1996 | K. J. Friston, A. Holmes, J-B. Poline, C. J. Price, and C. D. Frith
This paper discusses the detection of brain activations in functional neuroimaging, particularly in fMRI and PET. It introduces a hierarchy of statistical inference levels—voxel, cluster, and set levels—to assess the sensitivity and power of different methods for detecting activations. The key idea is that set-level inference, which considers the number of clusters, is more powerful than cluster-level inference, which in turn is more powerful than voxel-level inference. However, set-level inference has less localizing power compared to voxel-level inference.
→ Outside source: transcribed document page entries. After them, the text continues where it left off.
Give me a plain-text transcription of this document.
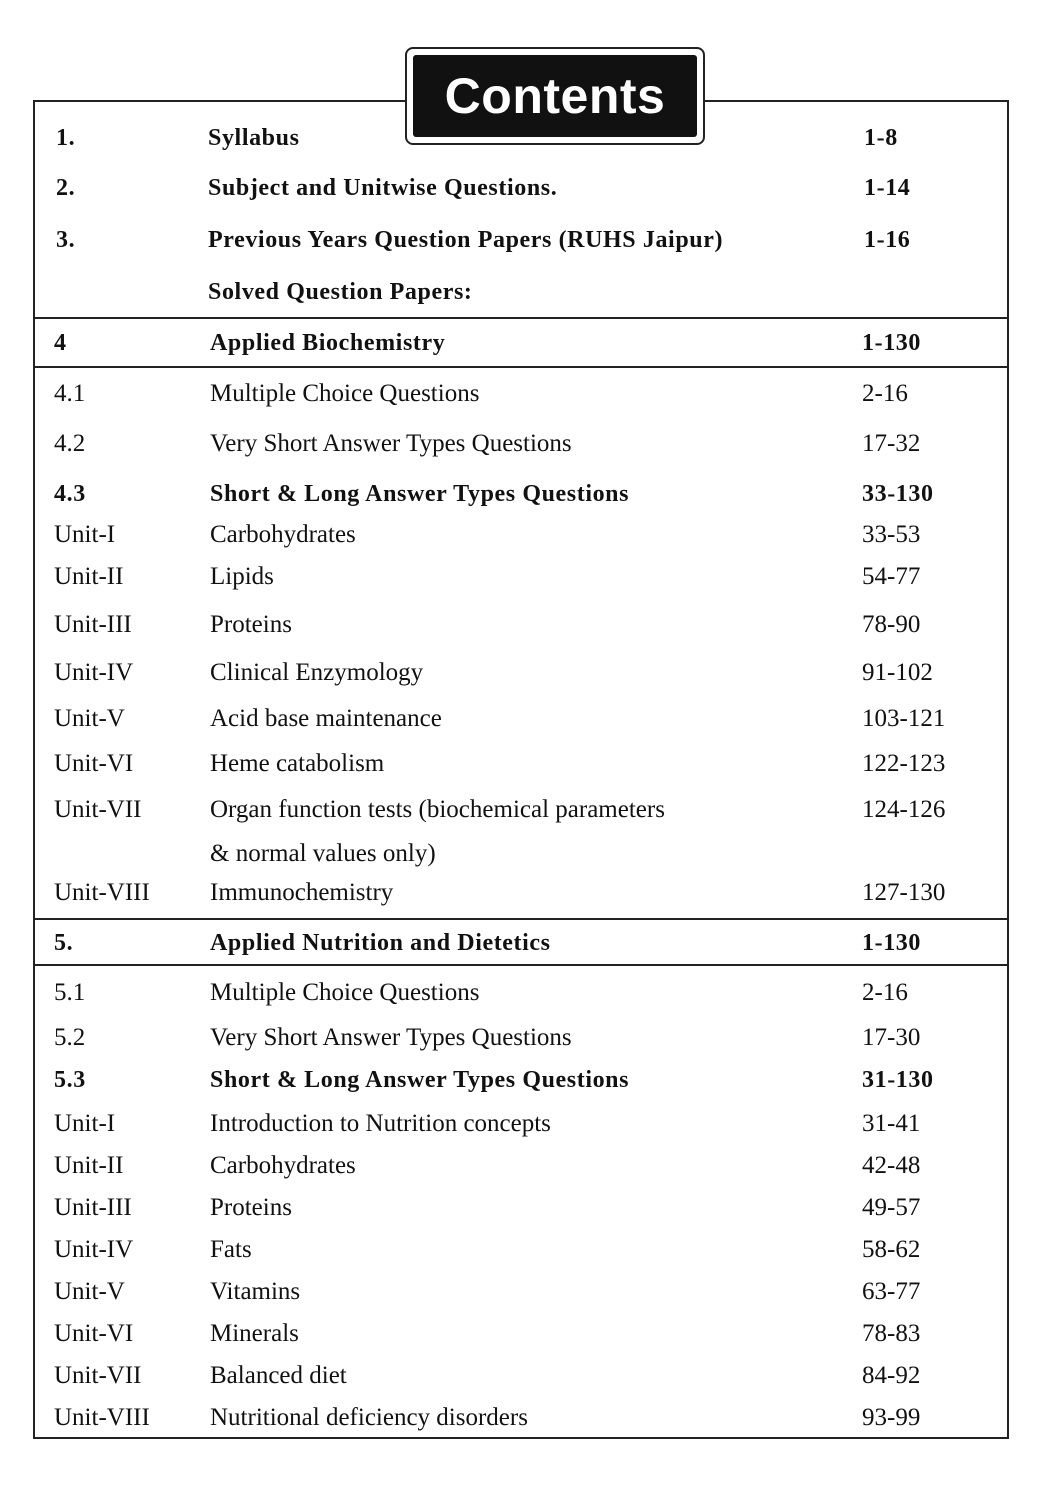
Contents
1.	Syllabus	1-8
2.	Subject and Unitwise Questions.	1-14
3.	Previous Years Question Papers (RUHS Jaipur)	1-16
Solved Question Papers:
4	Applied Biochemistry	1-130
4.1	Multiple Choice Questions	2-16
4.2	Very Short Answer Types Questions	17-32
4.3	Short & Long Answer Types Questions	33-130
Unit-I	Carbohydrates	33-53
Unit-II	Lipids	54-77
Unit-III	Proteins	78-90
Unit-IV	Clinical Enzymology	91-102
Unit-V	Acid base maintenance	103-121
Unit-VI	Heme catabolism	122-123
Unit-VII	Organ function tests (biochemical parameters	124-126
& normal values only)
Unit-VIII Immunochemistry	127-130
5.	Applied Nutrition and Dietetics	1-130
5.1	Multiple Choice Questions	2-16
5.2	Very Short Answer Types Questions	17-30
5.3	Short & Long Answer Types Questions	31-130
Unit-I	Introduction to Nutrition concepts	31-41
Unit-II	Carbohydrates	42-48
Unit-III	Proteins	49-57
Unit-IV	Fats	58-62
Unit-V	Vitamins	63-77
Unit-VI	Minerals	78-83
Unit-VII	Balanced diet	84-92
Unit-VIII Nutritional deficiency disorders	93-99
Set-level inference involves determining the probability of observing a certain number of clusters with a specific size above a threshold. This approach allows for statistical inference about distributed activations, particularly in fMRI. The paper also discusses the importance of spatial extent and signal characteristics in determining the most powerful thresholds for each level of inference.
For fMRI, where signals are large relative to resolution, the optimal extent threshold should be greater than the expected number of voxels per cluster. For PET, where signals are small, the extent threshold should be smaller. The paper emphasizes that set-level inferences are more powerful for distributed signals and can provide a more comprehensive characterization of activation profiles. However, they require careful interpretation to avoid overestimating regional specificity.
The paper also addresses the interpretation of set-level inferences, noting that they can be used in an omnibus sense when the number of observed clusters significantly exceeds the expected number by chance. This distinction is crucial for determining the validity of distributed activation inferences. The study concludes that set-level inferences are particularly useful in fMRI and can provide a more accurate and comprehensive understanding of brain activations.This paper discusses the detection of brain activations in functional neuroimaging, particularly in fMRI and PET. It introduces a hierarchy of statistical inference levels—voxel, cluster, and set levels—to assess the sensitivity and power of different methods for detecting activations. The key idea is that set-level inference, which considers the number of clusters, is more powerful than cluster-level inference, which in turn is more powerful than voxel-level inference. However, set-level inference has less localizing power compared to voxel-level inference.
Set-level inference involves determining the probability of observing a certain number of clusters with a specific size above a threshold. This approach allows for statistical inference about distributed activations, particularly in fMRI. The paper also discusses the importance of spatial extent and signal characteristics in determining the most powerful thresholds for each level of inference.
For fMRI, where signals are large relative to resolution, the optimal extent threshold should be greater than the expected number of voxels per cluster. For PET, where signals are small, the extent threshold should be smaller. The paper emphasizes that set-level inferences are more powerful for distributed signals and can provide a more comprehensive characterization of activation profiles. However, they require careful interpretation to avoid overestimating regional specificity.
The paper also addresses the interpretation of set-level inferences, noting that they can be used in an omnibus sense when the number of observed clusters significantly exceeds the expected number by chance. This distinction is crucial for determining the validity of distributed activation inferences. The study concludes that set-level inferences are particularly useful in fMRI and can provide a more accurate and comprehensive understanding of brain activations.